I am sure that there is someone out there who can tell us of other manipulations that can be done with the blower, but I don't know any of them and have not wanted to experiment with the few hives I have. 
Ox


----------



## Oxankle (Jan 8, 2004)

sorry about the double post.
Ox


----------



## odfrank (May 13, 2002)

The only special maniulation I do.... on a very hot day I stick the blower nozzle into my beesuit zipper and get a cool blast of air. I also have over the years made several lazy susans on which to turn the on end super as I blow. The best is made from a stool with a heavy duty bearing. The thin ones from ACE hardware don't stand up to the weight of full supers being dropped on them. I also sometimes use an air compressor gun, but a gas leaf slower with hose and clevis nozzle works better. The blast from the air compressor nozzle is too concentrated and kill bees. Also, try to pull your honey before robbing season starts, less bees flying back in.


----------



## Guest (Feb 17, 2004)

If you wish to use a blower, you want a
high volume of air, but not a high velocity.
This is difficult to get from a blower that
has a small motor (anything under $200.00).

Try spreading a painter's drop cloth
underfoot when you blow bees, and count the
dead bees. That alone halted my interest
in using a blower - too many casualties.
I'm a beeKEEPER, not a bee killer.

I bought a Stihl backback blower to fog my
orchard trees with dormant oil, and I have let several people use this "Rolls Royce 
of the bee blowers" to try to convince me 
that blowing was a viable approach. None
have yet convinced me.

Like nearly all of the big US beekeepers, I
use repellent, and a breeze board or, if it
is a sunny warm day, a fume board. I can
clear at least 3 times as many supers as
someone with a blower in the same time, but
this is because I cheat - I am removing one
super while two (or sometimes 3) breeze/fume
boards are on nearby hives, so the supers
come off just as fast as I can lift them and
stack them on the trailer.

Really big operators pull honey with 2-man
teams, each placing 3 or 4 fume or breeze
boards on hives, and pulling supers as fast
as they can. (Breeze Boards are now available from Brushy Mountain for those who
hate making their own gear - Steve Forest
calls them "Ventilator Fume Boards".)

If you feel that you MUST use a blower,
recall that comb slants downward, and
remember to blow only from the bottom.
Blow from the top, and any bee with its
head in a cell may be decapitated, and
will certainly be unable to back out of
the cell "against the wind".

Also, watch out for those frames that are
not filled and not propolized. They can
become airborne (at least with serious
hardware like a Stihl.) The frames that
are capped will not become airborne, but 
can have a habit of slapping together, and
crushing bees.

All in all, blowers are just too darned
noisy for me.
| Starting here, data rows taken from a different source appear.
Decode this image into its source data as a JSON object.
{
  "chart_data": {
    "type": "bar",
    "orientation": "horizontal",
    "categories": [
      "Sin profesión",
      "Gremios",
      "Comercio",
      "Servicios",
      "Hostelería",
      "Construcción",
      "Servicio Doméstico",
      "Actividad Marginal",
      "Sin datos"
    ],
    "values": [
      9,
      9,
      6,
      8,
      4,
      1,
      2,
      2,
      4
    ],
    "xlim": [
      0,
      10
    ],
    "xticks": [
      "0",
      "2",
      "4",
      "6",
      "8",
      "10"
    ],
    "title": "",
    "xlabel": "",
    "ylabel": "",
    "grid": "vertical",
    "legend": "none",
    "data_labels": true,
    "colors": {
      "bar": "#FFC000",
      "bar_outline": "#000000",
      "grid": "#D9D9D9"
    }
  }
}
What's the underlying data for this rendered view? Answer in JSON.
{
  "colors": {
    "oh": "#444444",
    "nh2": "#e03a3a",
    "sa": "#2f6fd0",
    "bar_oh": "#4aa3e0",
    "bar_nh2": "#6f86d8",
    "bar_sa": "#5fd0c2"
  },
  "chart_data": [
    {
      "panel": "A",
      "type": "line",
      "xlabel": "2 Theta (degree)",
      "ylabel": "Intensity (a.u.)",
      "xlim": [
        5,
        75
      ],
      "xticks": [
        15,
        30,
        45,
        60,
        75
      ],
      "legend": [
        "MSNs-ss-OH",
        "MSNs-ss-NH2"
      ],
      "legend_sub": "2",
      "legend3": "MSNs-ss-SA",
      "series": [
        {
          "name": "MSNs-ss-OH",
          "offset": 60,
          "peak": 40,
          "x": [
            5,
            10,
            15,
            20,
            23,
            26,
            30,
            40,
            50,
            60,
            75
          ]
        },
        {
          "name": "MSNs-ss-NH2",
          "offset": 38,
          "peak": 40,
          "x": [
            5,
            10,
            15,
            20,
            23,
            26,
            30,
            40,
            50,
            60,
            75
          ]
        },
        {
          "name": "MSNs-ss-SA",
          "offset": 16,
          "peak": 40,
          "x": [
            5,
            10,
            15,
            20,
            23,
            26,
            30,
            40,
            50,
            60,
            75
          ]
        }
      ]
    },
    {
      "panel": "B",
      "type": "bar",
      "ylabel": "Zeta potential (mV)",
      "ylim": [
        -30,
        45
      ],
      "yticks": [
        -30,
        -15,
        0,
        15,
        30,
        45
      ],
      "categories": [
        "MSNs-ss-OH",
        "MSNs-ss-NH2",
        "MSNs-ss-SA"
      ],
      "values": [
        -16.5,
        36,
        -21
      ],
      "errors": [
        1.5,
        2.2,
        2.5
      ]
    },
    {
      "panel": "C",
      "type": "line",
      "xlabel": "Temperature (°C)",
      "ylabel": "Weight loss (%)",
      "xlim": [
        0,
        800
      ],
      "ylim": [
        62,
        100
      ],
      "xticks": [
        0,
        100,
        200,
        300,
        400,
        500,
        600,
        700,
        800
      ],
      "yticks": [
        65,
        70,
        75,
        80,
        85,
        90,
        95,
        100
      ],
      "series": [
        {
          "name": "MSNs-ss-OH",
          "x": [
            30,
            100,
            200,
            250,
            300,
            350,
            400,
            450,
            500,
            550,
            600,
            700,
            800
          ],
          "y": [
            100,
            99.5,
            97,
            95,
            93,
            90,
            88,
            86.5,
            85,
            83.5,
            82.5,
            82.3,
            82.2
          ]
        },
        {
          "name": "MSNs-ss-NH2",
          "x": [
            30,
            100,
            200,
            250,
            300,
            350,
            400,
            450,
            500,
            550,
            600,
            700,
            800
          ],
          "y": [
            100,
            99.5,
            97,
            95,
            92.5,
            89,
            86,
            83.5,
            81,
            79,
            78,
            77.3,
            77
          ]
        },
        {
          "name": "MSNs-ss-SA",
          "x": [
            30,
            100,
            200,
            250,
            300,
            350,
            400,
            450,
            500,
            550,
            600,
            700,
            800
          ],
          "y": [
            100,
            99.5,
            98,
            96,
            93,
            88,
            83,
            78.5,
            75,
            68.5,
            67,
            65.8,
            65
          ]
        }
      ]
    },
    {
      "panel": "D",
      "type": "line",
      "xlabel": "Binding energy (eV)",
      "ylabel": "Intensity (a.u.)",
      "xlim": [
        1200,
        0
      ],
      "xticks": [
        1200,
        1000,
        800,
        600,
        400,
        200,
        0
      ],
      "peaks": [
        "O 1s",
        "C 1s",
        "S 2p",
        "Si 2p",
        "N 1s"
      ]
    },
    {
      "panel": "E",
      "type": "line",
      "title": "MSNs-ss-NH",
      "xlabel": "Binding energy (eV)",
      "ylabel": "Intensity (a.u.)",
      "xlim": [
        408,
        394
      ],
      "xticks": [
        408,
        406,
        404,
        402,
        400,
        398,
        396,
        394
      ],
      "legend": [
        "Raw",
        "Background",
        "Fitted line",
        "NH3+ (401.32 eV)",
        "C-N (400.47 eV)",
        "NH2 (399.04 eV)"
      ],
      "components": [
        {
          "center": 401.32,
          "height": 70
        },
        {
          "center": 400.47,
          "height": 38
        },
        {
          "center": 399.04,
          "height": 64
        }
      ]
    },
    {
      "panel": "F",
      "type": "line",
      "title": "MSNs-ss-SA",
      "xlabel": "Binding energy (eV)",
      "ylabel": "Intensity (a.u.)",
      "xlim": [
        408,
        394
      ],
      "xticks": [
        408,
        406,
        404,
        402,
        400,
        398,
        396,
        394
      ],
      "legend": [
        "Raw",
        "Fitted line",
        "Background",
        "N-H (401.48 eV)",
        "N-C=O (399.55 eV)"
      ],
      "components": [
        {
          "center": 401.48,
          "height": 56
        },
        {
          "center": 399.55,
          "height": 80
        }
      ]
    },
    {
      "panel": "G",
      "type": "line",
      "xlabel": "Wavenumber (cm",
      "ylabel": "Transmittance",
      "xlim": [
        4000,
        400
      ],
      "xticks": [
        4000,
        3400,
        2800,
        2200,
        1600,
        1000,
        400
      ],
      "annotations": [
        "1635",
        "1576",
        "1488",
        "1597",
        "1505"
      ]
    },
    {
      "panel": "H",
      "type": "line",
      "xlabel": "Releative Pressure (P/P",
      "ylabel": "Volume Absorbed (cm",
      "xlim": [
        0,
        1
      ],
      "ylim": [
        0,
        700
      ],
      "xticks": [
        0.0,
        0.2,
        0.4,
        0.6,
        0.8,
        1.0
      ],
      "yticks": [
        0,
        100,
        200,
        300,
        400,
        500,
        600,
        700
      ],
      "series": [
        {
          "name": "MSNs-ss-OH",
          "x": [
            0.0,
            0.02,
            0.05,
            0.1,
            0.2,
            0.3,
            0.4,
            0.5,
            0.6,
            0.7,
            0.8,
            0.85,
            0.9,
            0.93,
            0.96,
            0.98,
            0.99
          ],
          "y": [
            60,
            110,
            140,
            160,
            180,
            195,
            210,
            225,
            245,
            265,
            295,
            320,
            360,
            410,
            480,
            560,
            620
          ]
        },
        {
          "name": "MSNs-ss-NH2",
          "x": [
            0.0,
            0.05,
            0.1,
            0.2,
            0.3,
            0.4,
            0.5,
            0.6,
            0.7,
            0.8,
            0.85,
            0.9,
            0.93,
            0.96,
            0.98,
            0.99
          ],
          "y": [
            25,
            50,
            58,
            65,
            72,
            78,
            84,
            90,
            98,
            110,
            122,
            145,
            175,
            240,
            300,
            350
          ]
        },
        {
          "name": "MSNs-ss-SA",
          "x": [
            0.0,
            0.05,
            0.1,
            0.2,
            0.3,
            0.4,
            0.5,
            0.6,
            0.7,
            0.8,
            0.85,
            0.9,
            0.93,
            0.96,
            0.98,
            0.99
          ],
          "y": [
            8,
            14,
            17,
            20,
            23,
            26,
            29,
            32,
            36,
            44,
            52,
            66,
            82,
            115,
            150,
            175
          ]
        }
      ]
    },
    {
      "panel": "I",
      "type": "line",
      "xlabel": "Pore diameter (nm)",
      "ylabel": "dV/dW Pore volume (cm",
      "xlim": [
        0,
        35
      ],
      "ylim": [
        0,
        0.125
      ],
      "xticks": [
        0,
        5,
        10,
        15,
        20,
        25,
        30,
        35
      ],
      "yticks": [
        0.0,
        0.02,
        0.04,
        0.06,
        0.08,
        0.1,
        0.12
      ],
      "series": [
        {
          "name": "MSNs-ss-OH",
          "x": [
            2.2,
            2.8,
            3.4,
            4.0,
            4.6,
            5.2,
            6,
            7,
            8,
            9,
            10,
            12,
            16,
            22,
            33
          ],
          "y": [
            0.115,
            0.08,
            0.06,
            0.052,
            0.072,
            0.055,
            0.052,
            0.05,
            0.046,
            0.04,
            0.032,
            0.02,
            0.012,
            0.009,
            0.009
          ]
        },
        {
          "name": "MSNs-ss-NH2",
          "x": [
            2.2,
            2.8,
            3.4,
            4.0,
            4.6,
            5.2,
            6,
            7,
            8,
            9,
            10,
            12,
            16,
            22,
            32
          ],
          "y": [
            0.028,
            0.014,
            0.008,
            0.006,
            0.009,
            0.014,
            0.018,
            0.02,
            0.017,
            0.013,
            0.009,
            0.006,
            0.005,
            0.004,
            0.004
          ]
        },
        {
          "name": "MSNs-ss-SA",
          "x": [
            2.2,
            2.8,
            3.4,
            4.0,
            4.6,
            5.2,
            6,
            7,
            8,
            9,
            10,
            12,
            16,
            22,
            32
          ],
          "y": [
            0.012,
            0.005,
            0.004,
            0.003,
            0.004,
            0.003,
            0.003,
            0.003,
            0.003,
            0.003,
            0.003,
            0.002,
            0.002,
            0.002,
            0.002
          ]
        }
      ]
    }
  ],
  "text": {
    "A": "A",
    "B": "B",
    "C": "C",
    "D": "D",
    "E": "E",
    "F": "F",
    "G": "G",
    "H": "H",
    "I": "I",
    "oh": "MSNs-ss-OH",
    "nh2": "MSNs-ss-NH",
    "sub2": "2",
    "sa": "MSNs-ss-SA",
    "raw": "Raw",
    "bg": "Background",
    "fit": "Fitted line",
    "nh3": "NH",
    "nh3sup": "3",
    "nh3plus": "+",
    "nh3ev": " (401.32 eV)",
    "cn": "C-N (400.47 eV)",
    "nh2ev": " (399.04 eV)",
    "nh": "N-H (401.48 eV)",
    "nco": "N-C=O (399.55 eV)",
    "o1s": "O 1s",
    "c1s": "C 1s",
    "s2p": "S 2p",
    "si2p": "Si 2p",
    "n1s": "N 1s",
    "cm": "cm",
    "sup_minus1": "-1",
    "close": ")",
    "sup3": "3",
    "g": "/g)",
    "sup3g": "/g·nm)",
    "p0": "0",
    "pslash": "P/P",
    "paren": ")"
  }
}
I paid serious money to
live where I can go weeks without hearing
loud obnoxious noises, and I like the
peace and quiet of beekeeping.


----------



## Oxankle (Jan 8, 2004)

LOL, Fischer;
This is where you separate the amateurs from the pros. 

My tinkertoy blower would not decapitate a mosquito if he stuck his head in a box of razor blades, but it will blow bees out of supers. Neither does it dislodge or flap frames, but that is because I do not stick the nozzle directly against the box. 

Being an amateur and not making a living out of bees I don't feel the pressure of time the way a pro does. The blower is faster than anything I have ever used before, not having used fume boards. 

I am going to pay more attention--perhaps do the drop cloth test.

Ox


----------



## db_land (Aug 29, 2003)

Hey Ox,
What keeps the honey combs from being contaminated with gasoline-oil fumes from the leaf blower? I have an Echo backpack leaf blower. Every time I use it, I get grimy from all the smoke and fumes from it.


----------